Bet you could buy a large extra wheelie bin, ?270litre?, store it outside with cardboard in it, and the bottles bagged up, maybe inside with the cupboard.
Just a storage problem, really, isn't?

BornToBeRiled · 21/01/2012 18:48

Now listen. This is AIBU. Where are my YANBU and YABU's? You have all discussed the issue nicely, but I wanted to count them!

OP posts:
aviatrix · 21/01/2012 18:52

This reply has been deleted

Message withdrawn at poster's request.

aviatrix · 21/01/2012 18:54

This reply has been deleted

Message withdrawn at poster's request.

oldmum42 · 21/01/2012 18:55

YANBU to feel narked, but your are probably BU to stop recycling.

BornToBeRiled · 21/01/2012 18:55

No. Black bag waste goes in the wheelie outside.

OP posts:
Himalaya · 21/01/2012 19:01

I wouldn't worry too much about recycling cardboard. It is low grade stuff already, short fibres that have been recycled previously and v bulky compared to it's worth.

If you give up recycling cardboard and just recycle milk bottles you could do it with less space and less frequent trips to the tip. Especially if you cut them up so they stack inside themselves.
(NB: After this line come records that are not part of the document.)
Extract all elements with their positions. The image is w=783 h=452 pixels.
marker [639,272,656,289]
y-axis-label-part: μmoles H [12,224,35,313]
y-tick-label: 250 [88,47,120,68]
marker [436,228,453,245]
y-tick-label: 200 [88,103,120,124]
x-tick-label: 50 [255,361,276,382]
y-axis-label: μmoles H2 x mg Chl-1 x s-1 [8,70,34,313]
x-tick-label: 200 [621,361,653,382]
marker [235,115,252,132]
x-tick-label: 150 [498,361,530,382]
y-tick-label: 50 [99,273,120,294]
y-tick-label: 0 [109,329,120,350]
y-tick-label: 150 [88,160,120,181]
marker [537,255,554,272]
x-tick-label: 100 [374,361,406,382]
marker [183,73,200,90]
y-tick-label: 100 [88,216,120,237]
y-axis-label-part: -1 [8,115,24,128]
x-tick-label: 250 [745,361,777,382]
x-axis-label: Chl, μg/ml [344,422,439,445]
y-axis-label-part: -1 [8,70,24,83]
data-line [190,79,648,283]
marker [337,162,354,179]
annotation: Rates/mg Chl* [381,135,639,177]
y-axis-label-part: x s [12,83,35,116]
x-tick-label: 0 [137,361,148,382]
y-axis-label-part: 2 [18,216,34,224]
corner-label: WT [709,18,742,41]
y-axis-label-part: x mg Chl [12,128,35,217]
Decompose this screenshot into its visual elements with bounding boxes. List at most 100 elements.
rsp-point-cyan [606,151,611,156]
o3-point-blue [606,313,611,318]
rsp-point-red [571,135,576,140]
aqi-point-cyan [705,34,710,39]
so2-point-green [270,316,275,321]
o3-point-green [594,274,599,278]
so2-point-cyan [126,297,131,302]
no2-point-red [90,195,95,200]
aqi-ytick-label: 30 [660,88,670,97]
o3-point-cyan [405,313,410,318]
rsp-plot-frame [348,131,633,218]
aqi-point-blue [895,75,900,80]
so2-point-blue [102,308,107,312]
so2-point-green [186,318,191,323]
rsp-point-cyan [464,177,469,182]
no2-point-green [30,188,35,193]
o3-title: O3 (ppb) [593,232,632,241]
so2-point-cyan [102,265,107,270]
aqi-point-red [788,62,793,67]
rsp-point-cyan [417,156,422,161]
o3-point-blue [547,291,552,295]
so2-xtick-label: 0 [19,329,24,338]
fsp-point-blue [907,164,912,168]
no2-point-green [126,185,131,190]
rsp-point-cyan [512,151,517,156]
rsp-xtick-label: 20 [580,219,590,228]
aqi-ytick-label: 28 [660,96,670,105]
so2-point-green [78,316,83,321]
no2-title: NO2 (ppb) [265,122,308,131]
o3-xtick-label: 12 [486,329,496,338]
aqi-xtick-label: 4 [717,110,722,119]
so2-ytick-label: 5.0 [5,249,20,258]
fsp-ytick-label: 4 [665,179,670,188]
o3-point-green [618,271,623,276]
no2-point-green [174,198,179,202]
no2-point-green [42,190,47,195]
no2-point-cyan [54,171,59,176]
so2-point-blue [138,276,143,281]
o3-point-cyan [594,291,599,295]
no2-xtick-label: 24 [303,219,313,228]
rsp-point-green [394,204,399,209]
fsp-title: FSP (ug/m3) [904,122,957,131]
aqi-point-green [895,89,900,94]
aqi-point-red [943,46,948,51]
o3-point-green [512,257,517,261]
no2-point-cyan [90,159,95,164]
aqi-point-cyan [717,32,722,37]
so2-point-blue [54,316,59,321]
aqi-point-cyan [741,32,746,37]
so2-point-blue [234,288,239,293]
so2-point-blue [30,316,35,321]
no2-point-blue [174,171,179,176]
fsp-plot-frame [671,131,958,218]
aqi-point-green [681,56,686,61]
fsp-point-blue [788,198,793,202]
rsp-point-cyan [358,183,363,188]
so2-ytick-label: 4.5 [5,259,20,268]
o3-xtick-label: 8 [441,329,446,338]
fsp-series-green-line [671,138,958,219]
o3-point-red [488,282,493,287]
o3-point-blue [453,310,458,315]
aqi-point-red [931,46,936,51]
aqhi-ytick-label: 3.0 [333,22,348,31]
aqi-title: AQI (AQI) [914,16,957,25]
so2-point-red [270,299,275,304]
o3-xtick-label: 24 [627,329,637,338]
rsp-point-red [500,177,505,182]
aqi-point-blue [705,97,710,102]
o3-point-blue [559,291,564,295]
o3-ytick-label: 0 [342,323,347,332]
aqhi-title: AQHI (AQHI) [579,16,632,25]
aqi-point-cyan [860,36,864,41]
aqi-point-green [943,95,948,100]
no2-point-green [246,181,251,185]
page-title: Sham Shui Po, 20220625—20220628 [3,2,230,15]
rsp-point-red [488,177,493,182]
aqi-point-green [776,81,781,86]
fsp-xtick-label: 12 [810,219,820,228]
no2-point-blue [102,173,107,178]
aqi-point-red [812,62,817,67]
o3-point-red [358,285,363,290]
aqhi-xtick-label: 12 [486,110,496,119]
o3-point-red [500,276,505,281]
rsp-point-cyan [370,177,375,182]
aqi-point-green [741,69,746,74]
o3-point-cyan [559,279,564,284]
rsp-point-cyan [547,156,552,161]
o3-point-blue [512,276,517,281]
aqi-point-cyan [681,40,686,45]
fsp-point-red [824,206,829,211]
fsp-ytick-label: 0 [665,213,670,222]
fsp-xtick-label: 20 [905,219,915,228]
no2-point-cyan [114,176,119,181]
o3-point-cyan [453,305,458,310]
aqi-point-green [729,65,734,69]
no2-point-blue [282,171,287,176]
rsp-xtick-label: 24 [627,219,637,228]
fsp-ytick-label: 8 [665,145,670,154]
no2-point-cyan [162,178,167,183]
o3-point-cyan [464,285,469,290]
If you have a garden you could get a composter. A black Tardis thing - most councils sell them cheap. They take veg and fruit peelings etc.. and garden waste, but also brown cardboard, egg boxes, the inside of loo rolls - it all mashes down into compost.

oldmum42 · 21/01/2012 19:04

AVIATRIX, A high temp incineration plant (much higher temps than normal incinerators) will not vent toxic ash/gasses, if working and maintained properly, there should be no Dioxins etc.
Leaching of all sorts of toxins from landfill a real problem, on balance the worst of the two options (Landfill or incinerator/powerplant),...... we have to do SOMETHING with the waste we create, there isn't an option with no possible risks.

mousyMouse · 21/01/2012 19:08

yabu
but I do sympathise.
luckily our council collects 'mixed recycling' in white bags weekly and it takes almost all recycables, except for aluminium.